Introduction:

Hematologic malignancies (HM) are a diverse group of blood cancers with diverse etiologies, incidence, prognosis, and survival. HM represents the fourth most common malignancy; approximately 1.29 million people are living with HM. Half of the cases are diagnosed in people over 65 years of age, and 70% of cancer deaths occur in this same population. This group of patients is more vulnerable, which complicates their care. Cognitive impairment, functional dependence, and frailty are frequent factors; they are associated with greater toxicity to treatment. The management of these patients is a challenge due to comorbidities and physiological changes associated with age, which are relationed to the risk of treatment complications. There is little evidence of clinical management guidelines for decision-making in this population. The American Society of Clinical Oncology (ASCO) recommends that all older adults with cancer receiving chemotherapy have a geriatric evaluation. There are recommended evaluation scales, such as the G8 and the geriatric evaluation in hematology (GEH), of which the latter is considered the gold standard. Recent clinical trials suggest that geriatric assessment-guided interventions reduce treatment toxicity, improve quality of life, and improve communication with patients and caregivers. Unfortunately, these trials were conducted on patients with solid tumors.

Aim

Describe the frequency of geriatric evaluation and its value in decision-making regarding chemotherapy treatment in geriatric patients with HM.

Methods:

We retrospectively reviewed the data from clinical records of patients with a diagnosis of hematological malignancy aged 65 years or older who have received treatment at the National Institute of Cancerology from 2018 to 2022. An overall survival analysis was performed using the methodology described in the Kaplan - Meier method, looking for differences between groups using the log rank test.

Results:

We analyzed 405 patients with a hematological diagnosis in the elderly; 52 % were women, and the median age at diagnosis was 72 years (range 65-92 years). The diagnoses were non-Hodgkin lymphoma in 71 %, multiple myeloma in 14 %, Hodgkin lymphoma in 6 %, acute leukemia in 4 %, myeloprolipherative neoplasm in 2 %, lymphoproliferative neoplasm in 2.2%, and myelodysplasia neoplasm in 1.5 %. The most prevalent lymphoma corresponds to diffuse large B-cell lymphoma at 66.7 %. All patients (62.4%) with at least one comorbidity. The stratification and risk of hematological diagnosis correspond to advanced and high risk in 74.6 % and 65.4%, respectively.

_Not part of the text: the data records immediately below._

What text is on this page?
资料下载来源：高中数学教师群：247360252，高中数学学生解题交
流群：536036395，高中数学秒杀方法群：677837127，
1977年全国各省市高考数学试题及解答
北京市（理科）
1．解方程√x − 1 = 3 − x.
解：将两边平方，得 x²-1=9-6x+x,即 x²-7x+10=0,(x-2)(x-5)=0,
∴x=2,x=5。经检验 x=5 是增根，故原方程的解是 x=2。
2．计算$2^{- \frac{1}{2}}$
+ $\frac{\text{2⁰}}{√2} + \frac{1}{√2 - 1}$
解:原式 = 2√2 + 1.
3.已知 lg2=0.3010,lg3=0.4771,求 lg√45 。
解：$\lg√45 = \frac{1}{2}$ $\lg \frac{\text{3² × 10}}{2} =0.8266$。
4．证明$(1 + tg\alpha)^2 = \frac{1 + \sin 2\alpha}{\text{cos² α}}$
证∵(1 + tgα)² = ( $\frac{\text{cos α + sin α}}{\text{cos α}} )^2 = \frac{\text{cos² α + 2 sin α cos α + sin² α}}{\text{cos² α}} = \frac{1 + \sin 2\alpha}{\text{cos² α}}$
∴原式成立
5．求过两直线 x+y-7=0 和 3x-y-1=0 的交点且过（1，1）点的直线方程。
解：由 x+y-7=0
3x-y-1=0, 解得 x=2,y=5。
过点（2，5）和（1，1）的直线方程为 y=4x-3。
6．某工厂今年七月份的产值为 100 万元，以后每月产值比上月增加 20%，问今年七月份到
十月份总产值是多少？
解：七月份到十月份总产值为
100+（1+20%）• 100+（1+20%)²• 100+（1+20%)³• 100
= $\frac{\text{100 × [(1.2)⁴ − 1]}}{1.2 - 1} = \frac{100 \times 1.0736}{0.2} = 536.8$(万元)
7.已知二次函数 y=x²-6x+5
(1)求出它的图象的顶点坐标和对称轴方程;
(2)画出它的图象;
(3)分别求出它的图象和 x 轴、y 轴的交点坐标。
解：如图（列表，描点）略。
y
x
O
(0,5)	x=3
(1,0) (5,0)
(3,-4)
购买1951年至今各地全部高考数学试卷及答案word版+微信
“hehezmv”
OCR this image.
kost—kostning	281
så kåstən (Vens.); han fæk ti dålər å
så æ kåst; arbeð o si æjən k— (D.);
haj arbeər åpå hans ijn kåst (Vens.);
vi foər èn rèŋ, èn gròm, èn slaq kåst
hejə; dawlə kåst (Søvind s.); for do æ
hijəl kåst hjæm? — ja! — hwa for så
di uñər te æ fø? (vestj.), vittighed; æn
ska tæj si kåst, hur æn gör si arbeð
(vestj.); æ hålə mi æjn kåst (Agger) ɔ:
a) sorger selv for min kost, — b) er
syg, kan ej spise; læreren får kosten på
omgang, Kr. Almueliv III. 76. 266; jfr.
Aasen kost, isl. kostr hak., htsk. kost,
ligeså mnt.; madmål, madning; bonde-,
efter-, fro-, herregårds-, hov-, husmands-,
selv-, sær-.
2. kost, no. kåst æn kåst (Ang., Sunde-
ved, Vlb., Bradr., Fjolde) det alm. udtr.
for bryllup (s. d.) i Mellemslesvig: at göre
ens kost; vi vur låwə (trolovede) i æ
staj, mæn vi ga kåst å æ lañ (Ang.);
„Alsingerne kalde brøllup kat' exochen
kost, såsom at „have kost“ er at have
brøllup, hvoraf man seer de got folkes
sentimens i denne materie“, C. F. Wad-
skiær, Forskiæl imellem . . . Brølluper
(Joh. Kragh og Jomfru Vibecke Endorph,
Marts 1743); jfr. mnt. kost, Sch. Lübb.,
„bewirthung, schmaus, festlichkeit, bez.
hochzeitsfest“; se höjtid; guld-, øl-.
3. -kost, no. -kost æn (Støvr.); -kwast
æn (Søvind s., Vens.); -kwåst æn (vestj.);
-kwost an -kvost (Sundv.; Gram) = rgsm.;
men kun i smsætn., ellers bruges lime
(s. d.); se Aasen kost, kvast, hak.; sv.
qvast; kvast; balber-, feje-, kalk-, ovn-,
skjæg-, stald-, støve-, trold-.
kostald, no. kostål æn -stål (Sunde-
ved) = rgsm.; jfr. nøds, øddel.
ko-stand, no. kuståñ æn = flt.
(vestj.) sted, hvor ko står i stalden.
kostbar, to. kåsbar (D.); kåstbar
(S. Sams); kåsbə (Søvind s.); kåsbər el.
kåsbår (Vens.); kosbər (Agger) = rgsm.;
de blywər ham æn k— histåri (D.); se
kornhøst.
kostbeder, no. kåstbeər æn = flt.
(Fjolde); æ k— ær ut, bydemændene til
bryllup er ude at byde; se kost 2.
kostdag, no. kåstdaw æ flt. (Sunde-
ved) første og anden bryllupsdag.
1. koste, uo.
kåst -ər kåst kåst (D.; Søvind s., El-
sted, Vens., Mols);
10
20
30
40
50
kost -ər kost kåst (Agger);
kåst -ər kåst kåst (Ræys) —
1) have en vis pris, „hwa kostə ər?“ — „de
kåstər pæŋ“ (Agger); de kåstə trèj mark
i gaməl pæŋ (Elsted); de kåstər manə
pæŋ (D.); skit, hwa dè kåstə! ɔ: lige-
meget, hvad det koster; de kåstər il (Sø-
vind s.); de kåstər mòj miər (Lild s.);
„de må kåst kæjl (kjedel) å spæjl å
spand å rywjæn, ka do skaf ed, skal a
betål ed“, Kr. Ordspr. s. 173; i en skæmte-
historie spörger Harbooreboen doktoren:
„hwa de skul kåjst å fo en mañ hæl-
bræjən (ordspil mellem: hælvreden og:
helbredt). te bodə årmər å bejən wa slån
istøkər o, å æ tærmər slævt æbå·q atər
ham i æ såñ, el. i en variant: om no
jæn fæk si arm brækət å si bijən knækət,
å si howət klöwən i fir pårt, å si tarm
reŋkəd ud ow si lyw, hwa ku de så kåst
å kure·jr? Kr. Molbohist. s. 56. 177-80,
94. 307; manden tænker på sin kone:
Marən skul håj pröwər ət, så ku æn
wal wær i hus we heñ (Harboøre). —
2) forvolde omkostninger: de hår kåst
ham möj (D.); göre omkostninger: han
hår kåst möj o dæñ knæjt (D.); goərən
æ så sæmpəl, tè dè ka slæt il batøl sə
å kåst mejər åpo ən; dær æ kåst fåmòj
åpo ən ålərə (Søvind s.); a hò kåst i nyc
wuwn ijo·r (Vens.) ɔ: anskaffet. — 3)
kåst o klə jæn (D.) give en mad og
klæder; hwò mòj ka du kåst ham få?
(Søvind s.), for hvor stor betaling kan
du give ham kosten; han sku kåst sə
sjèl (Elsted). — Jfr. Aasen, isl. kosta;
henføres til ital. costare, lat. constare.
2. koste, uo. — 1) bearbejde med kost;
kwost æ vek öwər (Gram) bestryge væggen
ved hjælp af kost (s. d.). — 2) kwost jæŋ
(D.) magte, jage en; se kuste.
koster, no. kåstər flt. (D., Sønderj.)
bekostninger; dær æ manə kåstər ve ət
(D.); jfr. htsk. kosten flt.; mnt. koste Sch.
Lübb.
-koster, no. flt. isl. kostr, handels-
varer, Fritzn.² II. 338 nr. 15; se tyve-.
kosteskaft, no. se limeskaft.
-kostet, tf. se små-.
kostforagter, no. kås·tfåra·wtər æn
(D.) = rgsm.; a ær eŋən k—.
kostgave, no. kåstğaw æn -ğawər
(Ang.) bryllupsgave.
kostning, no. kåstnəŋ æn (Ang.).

The frequency of geriatric evaluation was 10.6 % at diagnosis. Considered 15.6 % with fragility for geriatricians, 39 % with fragility for hematologists, and 45.4 % non-fragility. Received intensive chemotherapy in 59 %, adjusted in 34%, and palliative in 4 %. The frequency of treatment modification was 14.8 %, according to the recommendations issued in the geriatric evaluation prior to the start of treatment, which were 4.9%, and modification for the hematologist was 60 %. The frequency of treatment modifications according to the recommendations issued in the geriatric evaluation during treatment is 40 %.

The response was complete in 58%, with 31 % relapse or progression and 10 % partial response. The complications that occurred more frequently were sepsis in 64 % and SARS COV-2 infection in 13 %. Of all patients, 52.5% are alive (follow-up was 60 months), median overall survival (OS) was 27.4 months, and treatment-related mortality (TRM) was 9.4%. Overall survival at 1 year is 82%, at 2 years, 58%, and at 3 years, 27%.

Conclusions:

Assessment geriatric in patients with hematological malignancy is 10.6 %. Intensive chemotherapy is more frequently administered in patients younger than 75 years, but there is no difference in OS with respect to clinical stage, presence of comorbidities, type of chemotherapy (intensive or adjusted), or presence of complications (p ≥ 0,05). OS is better when evaluated by a geriatrician (p = 0,000), for which reason a comprehensive geriatric assessment is considered important for the management of geriatric patients. We recommend that all older adults with cancer receiving chemotherapy have a geriatric evaluation.

No relevant conflicts of interest to declare.